The latest cyber-attack on an ASX listed company demonstrates the evolving threat posed to businesses by cyber-attacks and the need for organisations to take proactive steps to ensure that they can quickly and effectively respond to any attack.
Late on 15 November 2017, Cash Converters International Limited announced to the ASX that it had been the victim of a cyber-attack.
The announcement stated (in part) that:
"[CCV] has received an email threat from a third party claiming to have gained unauthorised access to customer data within a Cash Converters’ United Kingdom website...The unidentified third party’s threat included the widespread release of the data unless it receives a financial payment."
The announcement went on to state that the accessed data:
- related to a decommissioned website operated by a third party in the United Kingdom; and
- may have included personal details, purchase history, passwords and, in some cases, masked credit card details of customers.
Latest attack emphasises the need to be vigilant
This latest attack follows a series of serious cyber-attacks that have occurred in 2017. These attacks include the WannaCry ransomware attack in May and the NotPetya cyber-attack in June.
Each of these attacks affected some of the world's largest businesses and were based upon the vulnerability in Microsoft Windows known as EternalBlue, the details of which were allegedly stolen from the NSA by hacking group, the Shadow Brokers.
Other cyber-security events in 2017 include the revelation that Appleby, a law firm based in Jersey and Bermuda, was the subject of a cyber-attack in 2016 which led to the disclosure of a huge volume of confidential documentation and various security lapses which have led to the exposure of personal information to the public.
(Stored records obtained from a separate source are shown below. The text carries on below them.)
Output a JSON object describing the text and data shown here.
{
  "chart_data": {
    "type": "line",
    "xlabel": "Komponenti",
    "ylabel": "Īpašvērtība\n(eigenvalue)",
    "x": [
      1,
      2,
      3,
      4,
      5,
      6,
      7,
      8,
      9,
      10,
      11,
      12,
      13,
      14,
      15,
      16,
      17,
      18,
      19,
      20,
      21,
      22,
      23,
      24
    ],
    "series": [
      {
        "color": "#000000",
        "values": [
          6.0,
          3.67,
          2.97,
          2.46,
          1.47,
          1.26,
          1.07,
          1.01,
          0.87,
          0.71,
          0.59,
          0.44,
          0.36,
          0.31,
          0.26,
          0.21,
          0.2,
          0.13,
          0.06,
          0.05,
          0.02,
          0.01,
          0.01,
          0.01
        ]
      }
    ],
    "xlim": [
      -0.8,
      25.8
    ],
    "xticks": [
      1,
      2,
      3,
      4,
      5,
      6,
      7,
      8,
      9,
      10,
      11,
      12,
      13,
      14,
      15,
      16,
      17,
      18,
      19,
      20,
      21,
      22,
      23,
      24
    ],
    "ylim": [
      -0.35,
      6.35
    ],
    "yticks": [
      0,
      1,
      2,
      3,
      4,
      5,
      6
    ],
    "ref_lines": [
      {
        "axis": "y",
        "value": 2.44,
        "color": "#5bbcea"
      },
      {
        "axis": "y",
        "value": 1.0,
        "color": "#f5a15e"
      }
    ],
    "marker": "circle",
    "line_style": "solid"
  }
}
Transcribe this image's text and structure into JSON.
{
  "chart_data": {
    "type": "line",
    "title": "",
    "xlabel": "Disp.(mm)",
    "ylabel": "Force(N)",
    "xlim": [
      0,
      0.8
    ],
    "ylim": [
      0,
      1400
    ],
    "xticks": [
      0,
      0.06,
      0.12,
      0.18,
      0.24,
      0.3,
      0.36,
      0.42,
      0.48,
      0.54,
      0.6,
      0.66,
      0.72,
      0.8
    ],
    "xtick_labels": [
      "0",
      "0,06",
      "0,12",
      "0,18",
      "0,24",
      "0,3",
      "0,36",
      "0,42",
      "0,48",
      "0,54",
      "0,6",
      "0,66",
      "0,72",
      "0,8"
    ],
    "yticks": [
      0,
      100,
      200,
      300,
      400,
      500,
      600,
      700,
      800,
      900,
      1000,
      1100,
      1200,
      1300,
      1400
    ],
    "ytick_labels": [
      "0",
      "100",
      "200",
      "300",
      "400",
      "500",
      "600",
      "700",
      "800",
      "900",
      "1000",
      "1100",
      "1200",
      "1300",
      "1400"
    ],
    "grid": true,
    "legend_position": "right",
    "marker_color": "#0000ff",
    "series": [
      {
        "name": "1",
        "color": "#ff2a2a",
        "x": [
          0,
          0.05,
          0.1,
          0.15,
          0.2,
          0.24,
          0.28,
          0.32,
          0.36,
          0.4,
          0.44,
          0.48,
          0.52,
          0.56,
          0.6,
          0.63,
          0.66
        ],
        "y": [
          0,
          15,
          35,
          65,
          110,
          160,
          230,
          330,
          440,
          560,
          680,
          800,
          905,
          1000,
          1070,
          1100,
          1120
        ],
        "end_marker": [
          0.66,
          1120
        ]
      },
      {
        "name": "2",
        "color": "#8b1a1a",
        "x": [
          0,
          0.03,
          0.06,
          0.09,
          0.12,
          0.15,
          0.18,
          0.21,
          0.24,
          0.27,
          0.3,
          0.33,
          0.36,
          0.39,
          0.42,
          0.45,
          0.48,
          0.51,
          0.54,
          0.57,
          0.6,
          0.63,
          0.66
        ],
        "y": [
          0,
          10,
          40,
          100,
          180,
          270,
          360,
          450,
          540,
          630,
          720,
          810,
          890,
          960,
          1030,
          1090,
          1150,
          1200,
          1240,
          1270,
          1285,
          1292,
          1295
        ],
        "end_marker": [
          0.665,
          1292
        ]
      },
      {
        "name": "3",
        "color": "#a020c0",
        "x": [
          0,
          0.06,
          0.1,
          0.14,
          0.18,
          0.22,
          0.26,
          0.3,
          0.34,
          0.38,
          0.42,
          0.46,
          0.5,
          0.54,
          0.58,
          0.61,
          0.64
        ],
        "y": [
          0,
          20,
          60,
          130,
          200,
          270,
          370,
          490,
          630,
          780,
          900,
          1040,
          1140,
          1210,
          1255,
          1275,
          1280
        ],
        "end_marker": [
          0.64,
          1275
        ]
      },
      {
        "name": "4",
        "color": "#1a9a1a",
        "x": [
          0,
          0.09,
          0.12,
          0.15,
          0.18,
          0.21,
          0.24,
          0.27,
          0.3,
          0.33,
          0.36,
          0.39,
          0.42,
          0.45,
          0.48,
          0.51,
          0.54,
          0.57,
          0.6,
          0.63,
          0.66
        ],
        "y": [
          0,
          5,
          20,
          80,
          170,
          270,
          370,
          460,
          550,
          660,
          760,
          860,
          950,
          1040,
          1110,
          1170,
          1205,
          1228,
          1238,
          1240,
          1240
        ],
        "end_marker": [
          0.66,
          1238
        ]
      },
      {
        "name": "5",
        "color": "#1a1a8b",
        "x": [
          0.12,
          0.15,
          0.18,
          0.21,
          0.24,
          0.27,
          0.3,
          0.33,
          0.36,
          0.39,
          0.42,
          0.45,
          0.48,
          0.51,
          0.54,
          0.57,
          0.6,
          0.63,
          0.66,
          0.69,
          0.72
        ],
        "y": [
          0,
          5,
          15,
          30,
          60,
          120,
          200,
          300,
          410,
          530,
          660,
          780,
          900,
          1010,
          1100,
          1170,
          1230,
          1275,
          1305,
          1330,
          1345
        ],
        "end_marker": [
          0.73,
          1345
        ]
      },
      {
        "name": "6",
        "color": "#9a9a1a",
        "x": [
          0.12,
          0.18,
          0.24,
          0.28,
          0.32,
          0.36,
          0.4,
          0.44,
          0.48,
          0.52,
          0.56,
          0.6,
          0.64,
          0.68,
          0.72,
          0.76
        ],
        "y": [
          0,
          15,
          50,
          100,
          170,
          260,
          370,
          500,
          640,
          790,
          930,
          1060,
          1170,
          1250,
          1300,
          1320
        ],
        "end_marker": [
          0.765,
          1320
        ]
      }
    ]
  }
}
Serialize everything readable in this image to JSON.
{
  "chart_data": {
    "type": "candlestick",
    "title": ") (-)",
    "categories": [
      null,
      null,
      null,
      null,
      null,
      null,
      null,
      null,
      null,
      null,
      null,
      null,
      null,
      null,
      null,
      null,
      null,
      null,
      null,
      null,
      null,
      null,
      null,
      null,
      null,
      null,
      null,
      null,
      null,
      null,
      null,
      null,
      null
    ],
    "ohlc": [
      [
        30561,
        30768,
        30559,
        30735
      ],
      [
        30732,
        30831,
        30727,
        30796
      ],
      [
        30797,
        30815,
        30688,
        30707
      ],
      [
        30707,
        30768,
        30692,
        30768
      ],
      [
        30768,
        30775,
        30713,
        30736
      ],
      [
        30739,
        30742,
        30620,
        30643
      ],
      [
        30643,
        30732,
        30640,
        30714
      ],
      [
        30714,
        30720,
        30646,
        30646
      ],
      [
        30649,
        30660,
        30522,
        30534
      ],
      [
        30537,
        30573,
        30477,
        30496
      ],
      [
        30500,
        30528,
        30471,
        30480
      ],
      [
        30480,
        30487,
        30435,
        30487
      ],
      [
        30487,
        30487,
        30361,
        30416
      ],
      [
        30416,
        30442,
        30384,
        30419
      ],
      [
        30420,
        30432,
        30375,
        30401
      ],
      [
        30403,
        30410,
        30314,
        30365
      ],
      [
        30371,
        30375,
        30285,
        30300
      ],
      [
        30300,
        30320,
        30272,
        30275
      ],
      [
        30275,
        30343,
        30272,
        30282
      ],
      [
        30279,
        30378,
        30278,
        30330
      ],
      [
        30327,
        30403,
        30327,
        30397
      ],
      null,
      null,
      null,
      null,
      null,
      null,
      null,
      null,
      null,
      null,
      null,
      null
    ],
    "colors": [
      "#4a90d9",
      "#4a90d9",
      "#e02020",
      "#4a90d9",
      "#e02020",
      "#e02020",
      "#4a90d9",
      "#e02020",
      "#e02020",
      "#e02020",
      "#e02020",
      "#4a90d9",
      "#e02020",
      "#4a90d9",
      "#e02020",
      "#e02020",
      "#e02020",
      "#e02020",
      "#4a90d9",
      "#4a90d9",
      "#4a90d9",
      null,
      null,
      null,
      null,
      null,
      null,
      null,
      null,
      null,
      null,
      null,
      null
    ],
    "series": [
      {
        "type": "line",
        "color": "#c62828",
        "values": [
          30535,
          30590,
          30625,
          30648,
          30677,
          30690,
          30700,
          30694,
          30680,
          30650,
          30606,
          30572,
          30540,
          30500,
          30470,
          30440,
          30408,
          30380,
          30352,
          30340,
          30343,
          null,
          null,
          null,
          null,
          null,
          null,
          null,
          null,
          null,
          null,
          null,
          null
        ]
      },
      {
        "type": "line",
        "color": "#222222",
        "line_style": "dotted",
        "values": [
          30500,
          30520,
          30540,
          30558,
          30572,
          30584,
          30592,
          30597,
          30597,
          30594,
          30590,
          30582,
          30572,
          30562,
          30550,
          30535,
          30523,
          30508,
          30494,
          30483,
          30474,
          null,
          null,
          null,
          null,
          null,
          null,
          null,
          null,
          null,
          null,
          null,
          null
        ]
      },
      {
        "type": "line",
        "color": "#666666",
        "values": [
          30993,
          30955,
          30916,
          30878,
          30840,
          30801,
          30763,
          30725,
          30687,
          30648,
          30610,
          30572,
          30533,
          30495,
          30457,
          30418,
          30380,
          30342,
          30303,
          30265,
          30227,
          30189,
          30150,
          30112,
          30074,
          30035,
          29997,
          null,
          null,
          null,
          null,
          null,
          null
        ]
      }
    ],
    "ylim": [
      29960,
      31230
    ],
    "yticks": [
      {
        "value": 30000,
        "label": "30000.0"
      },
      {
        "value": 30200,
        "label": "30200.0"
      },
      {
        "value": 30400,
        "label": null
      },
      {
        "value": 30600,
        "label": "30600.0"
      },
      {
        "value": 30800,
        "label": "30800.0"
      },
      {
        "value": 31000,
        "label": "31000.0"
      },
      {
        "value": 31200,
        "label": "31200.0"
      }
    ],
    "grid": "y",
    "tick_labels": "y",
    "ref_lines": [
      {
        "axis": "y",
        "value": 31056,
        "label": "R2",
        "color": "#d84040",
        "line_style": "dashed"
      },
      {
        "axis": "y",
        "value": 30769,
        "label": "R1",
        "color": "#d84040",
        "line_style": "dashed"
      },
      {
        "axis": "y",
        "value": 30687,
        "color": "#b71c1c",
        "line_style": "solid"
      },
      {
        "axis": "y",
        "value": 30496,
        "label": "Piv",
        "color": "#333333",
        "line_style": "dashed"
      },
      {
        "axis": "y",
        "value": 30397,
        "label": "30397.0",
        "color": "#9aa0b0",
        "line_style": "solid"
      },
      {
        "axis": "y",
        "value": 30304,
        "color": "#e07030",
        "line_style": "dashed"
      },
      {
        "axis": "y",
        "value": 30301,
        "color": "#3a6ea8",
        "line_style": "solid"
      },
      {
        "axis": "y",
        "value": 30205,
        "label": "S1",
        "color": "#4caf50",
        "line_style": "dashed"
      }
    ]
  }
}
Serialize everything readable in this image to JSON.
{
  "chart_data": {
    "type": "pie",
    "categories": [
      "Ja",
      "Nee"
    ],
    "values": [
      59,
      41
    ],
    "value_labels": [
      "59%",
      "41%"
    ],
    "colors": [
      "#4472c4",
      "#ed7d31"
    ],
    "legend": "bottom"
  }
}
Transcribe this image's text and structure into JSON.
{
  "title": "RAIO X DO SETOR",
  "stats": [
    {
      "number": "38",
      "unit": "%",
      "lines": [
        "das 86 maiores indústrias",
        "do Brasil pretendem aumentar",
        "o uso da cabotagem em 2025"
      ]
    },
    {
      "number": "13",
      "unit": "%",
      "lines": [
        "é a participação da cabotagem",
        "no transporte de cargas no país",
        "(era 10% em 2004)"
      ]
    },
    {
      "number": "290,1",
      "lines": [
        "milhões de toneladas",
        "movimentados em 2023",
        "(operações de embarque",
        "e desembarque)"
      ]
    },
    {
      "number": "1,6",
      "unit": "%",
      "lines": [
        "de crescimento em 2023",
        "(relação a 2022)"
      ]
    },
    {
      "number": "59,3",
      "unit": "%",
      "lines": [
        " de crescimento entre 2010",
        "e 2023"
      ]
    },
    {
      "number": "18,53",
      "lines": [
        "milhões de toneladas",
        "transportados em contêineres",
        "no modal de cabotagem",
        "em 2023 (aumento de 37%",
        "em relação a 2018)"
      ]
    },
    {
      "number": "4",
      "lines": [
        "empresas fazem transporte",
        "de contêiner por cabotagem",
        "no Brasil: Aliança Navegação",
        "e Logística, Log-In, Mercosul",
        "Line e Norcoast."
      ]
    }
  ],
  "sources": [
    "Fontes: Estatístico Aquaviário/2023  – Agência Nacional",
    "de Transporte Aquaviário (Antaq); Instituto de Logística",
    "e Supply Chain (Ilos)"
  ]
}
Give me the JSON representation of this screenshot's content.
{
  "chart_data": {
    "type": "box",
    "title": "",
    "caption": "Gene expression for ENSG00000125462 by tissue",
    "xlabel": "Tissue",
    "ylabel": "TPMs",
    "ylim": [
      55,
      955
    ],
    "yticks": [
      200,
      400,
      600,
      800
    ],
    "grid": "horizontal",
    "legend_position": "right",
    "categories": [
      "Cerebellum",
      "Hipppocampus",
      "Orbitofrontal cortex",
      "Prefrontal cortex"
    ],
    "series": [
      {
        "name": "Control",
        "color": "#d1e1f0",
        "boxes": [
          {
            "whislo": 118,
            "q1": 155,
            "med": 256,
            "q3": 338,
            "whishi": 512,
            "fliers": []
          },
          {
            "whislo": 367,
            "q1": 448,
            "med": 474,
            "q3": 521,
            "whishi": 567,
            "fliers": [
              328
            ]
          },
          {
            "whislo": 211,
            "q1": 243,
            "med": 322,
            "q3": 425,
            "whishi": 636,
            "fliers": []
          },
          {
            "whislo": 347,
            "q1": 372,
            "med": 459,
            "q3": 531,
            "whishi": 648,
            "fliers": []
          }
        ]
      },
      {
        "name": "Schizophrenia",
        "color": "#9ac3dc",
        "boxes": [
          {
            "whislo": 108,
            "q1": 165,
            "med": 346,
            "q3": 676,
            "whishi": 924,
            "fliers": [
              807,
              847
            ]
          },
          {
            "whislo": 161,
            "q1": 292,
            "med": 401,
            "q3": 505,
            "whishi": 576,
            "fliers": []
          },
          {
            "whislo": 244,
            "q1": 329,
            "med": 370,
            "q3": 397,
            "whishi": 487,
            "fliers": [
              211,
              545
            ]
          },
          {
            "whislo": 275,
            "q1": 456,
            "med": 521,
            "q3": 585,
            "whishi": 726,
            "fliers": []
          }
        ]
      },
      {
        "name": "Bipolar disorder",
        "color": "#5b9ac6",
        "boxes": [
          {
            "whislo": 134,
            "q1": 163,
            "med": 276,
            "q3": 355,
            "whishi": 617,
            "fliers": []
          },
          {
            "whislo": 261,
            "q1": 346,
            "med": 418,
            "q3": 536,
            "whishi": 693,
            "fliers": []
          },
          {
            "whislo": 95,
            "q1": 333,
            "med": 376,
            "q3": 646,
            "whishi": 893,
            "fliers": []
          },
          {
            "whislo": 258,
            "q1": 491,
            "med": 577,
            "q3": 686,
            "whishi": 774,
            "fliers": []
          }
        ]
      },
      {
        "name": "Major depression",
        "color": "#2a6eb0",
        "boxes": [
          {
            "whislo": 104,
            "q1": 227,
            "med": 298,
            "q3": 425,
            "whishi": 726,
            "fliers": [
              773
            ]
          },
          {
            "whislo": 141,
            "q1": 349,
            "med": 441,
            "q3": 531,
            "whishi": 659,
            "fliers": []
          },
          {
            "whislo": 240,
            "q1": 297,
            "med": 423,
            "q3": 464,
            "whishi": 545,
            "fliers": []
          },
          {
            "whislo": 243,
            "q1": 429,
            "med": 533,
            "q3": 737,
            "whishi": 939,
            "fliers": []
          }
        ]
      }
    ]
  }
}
An example of such a lapse is the recent exposure by an Australian Government contractor of the personal details of staff from an Australian company.
The frequency with which such attacks are occurring is a stark reminder to organisations that they need to be vigilant in the maintenance of their defences to possible cyber-attacks.
It is not enough for organisations to assume that its internal IT department or external IT consultants will be doing all that is necessary to maintain the defences of the organisation.
Rather, the boards and senior management of organisations need to be actively engaged in the steps being taken to minimise the risk that their organisation will be the next hit and so as to ensure that they discharge the duties that they owe to their organisation. In this regard, ASIC has previously stated that "[e]ffective corporate governance should involve active engagement by directors and the board in managing any applicable cyber risks".
Being prepared for the worst
The fact that any number of large and sophisticated organisations have suffered from cyber-attacks in 2017 demonstrates that all organisations are at risk.
That being so, businesses of all sizes should consider what steps they have taken, and can take, to mitigate the impact of a cyber-attack and the plans which they have in place to respond to such an attack.
Steps which organisations should be taking include:
- preparing a data breach response plan (or updating their current plan) by reference to the guidance materials released by the Office of the Australian Information Commissioner (OAIC);
- auditing their current information security processes and procedures to ensure they are adequate;
- establishing an incident response team;
- reviewing the terms upon which third party service providers are engaged so as to ensure that appropriate obligations are placed on those contractors for maintaining and handling personal information on behalf of the organisation;
- providing training to relevant officers and employees as to any role they may have in responding to data breaches; and
- ·obtaining appropriate insurance.
Listed entities will also need to consider how they will deal with a cyber-attack in the context of their continuous disclosure obligations. As the recent announcement by Cash Converters International Limited demonstrates, even an attack which does not impact upon a listed entity's financial forecasts may still need to be announced to the market.
The need for such an announcement carries with it the risk of unwanted media attention and reputational damage. That being so, it is necessary for any data breach response plan to provide guidance as to the steps that the organisation should take to handle media enquiries and to minimise any reputational damage, particularly in the case of listed entities.
Impact of the mandatory data breach notification scheme
From 23 February 2018, the Privacy Act 1988 (Cth) will include a mandatory data breach notification scheme.
The mandatory data breach notification scheme will require organisations and Federal agencies subject to the Privacy Act to promptly notify the OAIC and any potentially affected individuals of an "eligible data breach".
The imminent introduction of this scheme only increases the imperative for organisations to get their house in order by taking the steps identified above.
Importantly, the obligation to notify the OAIC and potentially affected individuals will not arise if the organisation is able to take action before any serious harm is caused by the breach. This exemption from the mandatory notification scheme demonstrates the value of being proactive and having detailed plans in place which facilitate early detection and action.
The introduction of this scheme also means that all entities will need to ensure that their data breach response plans extend to the manner in which the organisation will manage the public relations issues that will almost certainly arise once it begins to provide the mandated notifications.